14 June 2004

Where do you draw your line?

I've mentioned before that I get really annoyed with online chat that includes the statement that "I love everything" or "You can do anything to me". I'm certain that everybody DOESN'T love everything that I could come up with, in fact, part of me wants to deliberatly horrify those people who suggest that they'd blindly follow me along which ever perverted path I would choose.

But I've also realized in the past few days that i'm not sure where my limits would be with Jon, aka, The One. He's never pushed me that far.

I think, I'm not much of a kisser (its always kind of grossed me out, actually) and then i find myself sucking on his lips and tongue like i'm starving. I think, he's too big and too strong for me to want his weight on me, his hands around my throat, then i beg him to mount me and hold me tightly. And His hand closing around my throat makes me cum. His bites make me shudder with orgasm. His body pushing me into the mattress makes me feel loved and protected in a way i never felt before.
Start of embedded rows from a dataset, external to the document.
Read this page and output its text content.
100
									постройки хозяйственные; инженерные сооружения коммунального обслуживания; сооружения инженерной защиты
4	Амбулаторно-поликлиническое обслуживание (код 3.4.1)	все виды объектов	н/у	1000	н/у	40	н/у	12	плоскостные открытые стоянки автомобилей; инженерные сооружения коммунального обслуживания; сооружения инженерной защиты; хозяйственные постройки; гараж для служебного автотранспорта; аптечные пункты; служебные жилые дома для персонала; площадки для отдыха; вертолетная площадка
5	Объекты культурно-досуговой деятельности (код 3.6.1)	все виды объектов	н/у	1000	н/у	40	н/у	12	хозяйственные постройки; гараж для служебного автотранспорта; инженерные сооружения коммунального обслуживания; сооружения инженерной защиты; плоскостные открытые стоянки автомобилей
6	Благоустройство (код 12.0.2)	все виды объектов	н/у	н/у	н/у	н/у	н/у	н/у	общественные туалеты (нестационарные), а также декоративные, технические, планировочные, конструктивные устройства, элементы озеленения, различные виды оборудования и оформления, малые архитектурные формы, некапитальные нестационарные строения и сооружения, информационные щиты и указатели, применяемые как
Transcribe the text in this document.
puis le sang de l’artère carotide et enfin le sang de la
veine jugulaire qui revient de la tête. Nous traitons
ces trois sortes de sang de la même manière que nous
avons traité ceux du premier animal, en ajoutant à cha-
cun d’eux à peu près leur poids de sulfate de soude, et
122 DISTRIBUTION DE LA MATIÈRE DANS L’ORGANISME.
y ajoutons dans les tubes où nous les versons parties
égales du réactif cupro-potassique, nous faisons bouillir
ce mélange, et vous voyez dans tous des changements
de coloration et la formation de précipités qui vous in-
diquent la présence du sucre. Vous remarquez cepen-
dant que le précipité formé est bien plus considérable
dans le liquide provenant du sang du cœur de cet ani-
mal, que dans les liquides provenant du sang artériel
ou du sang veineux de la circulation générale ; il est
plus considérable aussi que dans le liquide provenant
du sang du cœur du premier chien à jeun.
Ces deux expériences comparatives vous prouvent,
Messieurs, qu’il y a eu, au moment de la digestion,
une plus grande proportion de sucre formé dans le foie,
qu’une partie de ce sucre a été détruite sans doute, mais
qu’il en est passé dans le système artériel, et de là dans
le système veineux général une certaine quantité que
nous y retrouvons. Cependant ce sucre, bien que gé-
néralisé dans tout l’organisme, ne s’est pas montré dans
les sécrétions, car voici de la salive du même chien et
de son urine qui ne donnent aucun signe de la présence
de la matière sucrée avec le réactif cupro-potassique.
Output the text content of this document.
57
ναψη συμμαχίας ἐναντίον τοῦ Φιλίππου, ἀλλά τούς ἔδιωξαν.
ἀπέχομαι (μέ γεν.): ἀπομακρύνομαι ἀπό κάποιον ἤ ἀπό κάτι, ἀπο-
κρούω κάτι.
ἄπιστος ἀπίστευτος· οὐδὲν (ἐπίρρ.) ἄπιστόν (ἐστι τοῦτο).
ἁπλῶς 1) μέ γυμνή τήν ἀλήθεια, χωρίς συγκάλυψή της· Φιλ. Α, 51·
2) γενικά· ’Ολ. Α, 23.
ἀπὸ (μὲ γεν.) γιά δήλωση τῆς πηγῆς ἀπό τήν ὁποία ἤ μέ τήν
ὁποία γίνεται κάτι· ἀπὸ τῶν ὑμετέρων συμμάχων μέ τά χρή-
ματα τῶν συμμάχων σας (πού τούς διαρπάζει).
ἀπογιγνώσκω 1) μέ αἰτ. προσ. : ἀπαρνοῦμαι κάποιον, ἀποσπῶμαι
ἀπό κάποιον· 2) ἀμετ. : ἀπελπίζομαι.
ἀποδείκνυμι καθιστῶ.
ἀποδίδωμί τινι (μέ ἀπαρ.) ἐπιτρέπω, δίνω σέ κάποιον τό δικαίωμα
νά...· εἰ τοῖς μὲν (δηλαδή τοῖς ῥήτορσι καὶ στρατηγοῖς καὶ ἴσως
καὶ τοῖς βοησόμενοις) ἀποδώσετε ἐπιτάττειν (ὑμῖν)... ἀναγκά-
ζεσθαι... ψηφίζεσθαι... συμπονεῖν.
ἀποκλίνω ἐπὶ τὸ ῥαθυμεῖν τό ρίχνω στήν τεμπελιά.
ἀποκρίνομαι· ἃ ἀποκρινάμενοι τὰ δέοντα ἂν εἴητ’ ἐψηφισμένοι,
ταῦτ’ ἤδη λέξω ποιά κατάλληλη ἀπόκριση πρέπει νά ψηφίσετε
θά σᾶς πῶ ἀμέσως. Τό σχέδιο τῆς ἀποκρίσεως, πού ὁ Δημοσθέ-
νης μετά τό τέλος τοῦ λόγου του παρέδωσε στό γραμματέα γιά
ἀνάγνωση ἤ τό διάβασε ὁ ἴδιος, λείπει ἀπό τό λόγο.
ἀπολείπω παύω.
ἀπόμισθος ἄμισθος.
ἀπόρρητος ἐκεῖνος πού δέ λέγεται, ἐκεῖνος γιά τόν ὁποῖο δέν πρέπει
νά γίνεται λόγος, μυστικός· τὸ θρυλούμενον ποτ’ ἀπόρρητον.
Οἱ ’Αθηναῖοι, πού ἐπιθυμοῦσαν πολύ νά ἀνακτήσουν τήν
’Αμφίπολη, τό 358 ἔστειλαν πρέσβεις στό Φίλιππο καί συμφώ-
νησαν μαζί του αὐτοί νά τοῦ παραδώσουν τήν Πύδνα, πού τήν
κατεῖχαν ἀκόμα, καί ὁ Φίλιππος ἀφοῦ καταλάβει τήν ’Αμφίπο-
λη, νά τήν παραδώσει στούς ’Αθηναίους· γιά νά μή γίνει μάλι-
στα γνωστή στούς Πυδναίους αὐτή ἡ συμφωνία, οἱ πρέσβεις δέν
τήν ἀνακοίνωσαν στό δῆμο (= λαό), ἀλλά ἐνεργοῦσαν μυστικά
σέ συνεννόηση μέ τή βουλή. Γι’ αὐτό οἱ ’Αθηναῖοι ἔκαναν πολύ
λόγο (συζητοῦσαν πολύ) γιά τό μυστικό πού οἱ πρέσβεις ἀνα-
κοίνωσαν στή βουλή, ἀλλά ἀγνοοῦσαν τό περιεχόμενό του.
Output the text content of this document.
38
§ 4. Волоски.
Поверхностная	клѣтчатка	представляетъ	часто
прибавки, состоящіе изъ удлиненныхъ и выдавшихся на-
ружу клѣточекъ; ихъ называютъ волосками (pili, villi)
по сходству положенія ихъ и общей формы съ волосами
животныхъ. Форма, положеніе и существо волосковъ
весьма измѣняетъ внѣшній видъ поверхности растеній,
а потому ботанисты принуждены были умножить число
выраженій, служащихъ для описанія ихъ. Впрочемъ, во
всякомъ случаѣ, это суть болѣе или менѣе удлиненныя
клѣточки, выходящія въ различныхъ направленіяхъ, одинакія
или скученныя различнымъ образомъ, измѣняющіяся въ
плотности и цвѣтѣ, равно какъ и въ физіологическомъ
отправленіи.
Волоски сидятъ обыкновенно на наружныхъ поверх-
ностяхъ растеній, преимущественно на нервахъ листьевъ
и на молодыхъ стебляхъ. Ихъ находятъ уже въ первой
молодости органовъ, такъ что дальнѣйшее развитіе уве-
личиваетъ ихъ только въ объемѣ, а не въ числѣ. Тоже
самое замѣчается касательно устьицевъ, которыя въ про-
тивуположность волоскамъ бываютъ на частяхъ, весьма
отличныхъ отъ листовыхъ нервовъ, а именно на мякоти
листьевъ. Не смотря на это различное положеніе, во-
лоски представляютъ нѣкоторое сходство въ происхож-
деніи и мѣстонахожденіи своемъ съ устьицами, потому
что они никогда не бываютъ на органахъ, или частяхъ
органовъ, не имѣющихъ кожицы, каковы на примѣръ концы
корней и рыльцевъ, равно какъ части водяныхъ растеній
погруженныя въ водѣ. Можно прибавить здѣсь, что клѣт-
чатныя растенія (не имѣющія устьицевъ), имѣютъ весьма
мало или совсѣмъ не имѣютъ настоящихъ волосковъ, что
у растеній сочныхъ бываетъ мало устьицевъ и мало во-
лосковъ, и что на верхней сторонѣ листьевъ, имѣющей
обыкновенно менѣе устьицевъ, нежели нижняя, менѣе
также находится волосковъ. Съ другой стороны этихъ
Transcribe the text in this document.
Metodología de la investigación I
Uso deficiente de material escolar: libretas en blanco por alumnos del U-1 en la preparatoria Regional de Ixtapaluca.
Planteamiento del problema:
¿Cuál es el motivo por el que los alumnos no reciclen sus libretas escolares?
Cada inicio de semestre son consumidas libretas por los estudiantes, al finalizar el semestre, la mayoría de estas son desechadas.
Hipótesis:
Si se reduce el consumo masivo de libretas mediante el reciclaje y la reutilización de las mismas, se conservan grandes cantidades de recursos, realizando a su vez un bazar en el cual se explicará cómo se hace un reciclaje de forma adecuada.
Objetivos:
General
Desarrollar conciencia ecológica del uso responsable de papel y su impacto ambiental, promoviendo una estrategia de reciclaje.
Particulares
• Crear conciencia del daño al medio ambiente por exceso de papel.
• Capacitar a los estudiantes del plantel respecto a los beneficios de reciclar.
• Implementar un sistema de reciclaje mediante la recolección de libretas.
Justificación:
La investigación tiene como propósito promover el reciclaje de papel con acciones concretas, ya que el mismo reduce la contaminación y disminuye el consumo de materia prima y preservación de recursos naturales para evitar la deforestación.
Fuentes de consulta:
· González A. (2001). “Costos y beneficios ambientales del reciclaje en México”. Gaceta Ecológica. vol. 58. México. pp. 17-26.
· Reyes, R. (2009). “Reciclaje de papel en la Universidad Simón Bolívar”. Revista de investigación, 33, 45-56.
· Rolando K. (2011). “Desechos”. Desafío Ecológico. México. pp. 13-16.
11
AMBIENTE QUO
I've never been one for public display, but i gladly wear his collar when we get away from this little Baptist/Republican town, i revel in his attaching my ankle cuffs around the table leg at a swank sushi retaurant AND LEAVNG ME THERE WHILE HE WASHES HIS HANDS. When He unfastened me at meal's end and praised me as His "Good pet", i felt reborn. I want to hold His hand, but i want more for Him to grasp my wrist and lead me where He wants me. I want to be lead by Him.

So here i am with all this conflicted information, what i want, what i like, what i *thought* i wanted. What i REALLY want. I used to be pretty sure i knew what i would and wouldn't do, now i'm not so sure. And i'm not sure that's a bad thing.

When do you stop? personally, where do you all draw the line?

Because i'm thinking, its really blurred for me lately.